Il était une fois une demoiselle nipalichomme... (Mais on dit une nipalichonne, en bon nipalichom.) Elle s'appelait Sizaine, elle était jeune, le genre jeune de entre ado et grande-personne-sérieuse. Elle n'avait encore pas beaucoup tourné, autour de 900 ans seulement. Elle nourrissait des rêves de grandeur, elle voulait une révolution de grande ampleur, sur des kilomètres et des kilomètres de diamètre.
Elle gardait cet espoir dans un coin de sa tête, n'y pensant qu'à ses heures perdues.
Un matin d'avril, alors qu'elle accompagnait le mouvement docile d'un moulin à eau avec un copain d'enfance, Jorény, par une lucarne elle vit arriver un humain un peu spécial.
- Jorény, dit-elle, je te laisse la meule pour quelques instants, tu veux bien?
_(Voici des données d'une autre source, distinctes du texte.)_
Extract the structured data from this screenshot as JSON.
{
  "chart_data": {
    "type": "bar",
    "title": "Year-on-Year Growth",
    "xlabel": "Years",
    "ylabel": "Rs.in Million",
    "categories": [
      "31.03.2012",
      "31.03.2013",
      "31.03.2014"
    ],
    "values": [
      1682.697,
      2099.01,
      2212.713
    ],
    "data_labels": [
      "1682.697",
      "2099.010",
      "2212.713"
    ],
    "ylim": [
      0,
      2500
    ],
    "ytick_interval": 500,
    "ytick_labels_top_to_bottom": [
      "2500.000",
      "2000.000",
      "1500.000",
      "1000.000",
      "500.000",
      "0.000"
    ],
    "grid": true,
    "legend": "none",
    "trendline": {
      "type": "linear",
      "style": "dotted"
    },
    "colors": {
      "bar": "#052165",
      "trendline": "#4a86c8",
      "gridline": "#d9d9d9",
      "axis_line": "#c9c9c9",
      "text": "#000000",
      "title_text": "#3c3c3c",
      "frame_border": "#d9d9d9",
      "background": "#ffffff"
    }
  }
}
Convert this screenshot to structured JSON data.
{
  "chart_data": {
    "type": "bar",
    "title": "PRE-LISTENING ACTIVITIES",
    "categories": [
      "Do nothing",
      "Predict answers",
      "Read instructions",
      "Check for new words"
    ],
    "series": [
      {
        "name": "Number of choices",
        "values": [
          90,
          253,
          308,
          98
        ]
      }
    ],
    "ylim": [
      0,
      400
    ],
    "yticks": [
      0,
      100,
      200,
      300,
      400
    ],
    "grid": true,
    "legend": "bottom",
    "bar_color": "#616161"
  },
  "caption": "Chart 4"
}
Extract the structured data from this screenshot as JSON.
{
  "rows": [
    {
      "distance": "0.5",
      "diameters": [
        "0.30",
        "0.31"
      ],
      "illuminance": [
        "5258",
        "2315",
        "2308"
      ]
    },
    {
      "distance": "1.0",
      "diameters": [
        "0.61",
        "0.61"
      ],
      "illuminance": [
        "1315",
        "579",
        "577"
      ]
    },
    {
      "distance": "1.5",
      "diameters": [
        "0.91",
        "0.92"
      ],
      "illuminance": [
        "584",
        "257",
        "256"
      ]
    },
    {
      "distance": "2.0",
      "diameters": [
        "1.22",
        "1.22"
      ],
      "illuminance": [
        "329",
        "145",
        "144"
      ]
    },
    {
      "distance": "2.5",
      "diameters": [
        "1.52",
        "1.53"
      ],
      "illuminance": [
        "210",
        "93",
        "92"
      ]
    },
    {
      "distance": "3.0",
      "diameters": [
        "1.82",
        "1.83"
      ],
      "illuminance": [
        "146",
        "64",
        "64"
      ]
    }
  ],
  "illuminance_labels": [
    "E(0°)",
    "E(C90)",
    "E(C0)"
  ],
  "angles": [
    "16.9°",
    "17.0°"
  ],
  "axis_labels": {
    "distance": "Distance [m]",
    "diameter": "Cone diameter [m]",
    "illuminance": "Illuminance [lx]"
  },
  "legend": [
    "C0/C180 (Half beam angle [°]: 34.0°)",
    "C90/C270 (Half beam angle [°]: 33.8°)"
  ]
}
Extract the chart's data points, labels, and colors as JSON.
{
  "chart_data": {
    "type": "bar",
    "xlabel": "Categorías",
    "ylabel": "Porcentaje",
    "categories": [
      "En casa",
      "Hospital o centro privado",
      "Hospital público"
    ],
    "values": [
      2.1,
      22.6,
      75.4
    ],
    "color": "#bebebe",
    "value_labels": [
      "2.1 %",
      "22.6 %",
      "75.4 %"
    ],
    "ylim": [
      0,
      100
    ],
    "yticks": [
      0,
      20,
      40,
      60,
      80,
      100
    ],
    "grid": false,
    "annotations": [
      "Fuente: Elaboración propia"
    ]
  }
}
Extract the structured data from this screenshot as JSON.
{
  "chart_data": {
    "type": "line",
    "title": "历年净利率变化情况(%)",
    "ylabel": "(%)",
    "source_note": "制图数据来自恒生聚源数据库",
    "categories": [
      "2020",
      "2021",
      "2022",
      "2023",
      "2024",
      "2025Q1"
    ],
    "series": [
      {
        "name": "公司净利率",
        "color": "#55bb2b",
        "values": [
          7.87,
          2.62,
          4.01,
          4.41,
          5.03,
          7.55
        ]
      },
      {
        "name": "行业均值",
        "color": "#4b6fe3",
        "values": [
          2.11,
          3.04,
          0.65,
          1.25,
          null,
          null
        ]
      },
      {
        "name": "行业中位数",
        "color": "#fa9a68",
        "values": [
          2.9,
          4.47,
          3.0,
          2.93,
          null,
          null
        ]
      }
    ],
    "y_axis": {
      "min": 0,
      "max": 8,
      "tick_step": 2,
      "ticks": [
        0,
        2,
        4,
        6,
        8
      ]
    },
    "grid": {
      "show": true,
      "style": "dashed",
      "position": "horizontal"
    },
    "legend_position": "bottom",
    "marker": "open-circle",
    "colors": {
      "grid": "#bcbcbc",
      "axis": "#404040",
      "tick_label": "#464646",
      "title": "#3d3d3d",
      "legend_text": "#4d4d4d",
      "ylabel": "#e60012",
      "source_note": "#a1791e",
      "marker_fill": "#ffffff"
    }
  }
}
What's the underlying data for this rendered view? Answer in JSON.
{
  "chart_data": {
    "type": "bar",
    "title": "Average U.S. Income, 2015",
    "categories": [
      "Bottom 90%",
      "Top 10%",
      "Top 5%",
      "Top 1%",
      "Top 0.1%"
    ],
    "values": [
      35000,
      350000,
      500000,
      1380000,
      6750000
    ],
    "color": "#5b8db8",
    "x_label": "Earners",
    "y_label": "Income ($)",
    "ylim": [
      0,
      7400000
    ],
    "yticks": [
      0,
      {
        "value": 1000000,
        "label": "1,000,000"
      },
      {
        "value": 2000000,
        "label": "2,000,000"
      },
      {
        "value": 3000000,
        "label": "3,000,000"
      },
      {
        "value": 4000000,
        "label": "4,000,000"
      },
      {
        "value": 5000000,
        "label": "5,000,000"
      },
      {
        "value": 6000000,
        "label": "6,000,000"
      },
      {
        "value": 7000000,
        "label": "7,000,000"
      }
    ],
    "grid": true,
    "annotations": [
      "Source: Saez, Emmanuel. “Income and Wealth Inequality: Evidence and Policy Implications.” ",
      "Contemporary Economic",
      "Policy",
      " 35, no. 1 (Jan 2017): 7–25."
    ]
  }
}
Jorény, pas fâché d'avoir les ailes et la pierre pour lui tout seul, lui répondit d'un clin d'œil et changea juste un peu sa position d'un mètre plus bas pour mieux admirer la belle mécanique rotative.
Sizaine sauta au bas de la meule, savoura au passage la bonne odeur du blé écrasé, et fit un petit bond sur le ventre replet du meunier assoupi près de la porte. Il ne risquait pas de se réveiller: non seulement il n'aurait pas pu la voir même s'il était éveillé, mais en plus un nipalichom pèse en moyenne un gramme et demi. Ce sont des créatures trop subtiles pour la plupart des hommes, des présences invisibles, quasi intangibles.
Mais précisément, ce qui attira l'attention de Sizaine ce matin là, ce fut l'allure très particulière de ce grand barbu qui arpentait le chemin qui montait au moulin. Si Sizaine avait cru au surnaturel, elle aurait parlé de l'aura étrange du marcheur. Mais elle n'était pas superstitieuse, elle savait bien que seuls les nipalichoms avaient une aura, et encore: seulement lorsqu'ils étaient souffrants.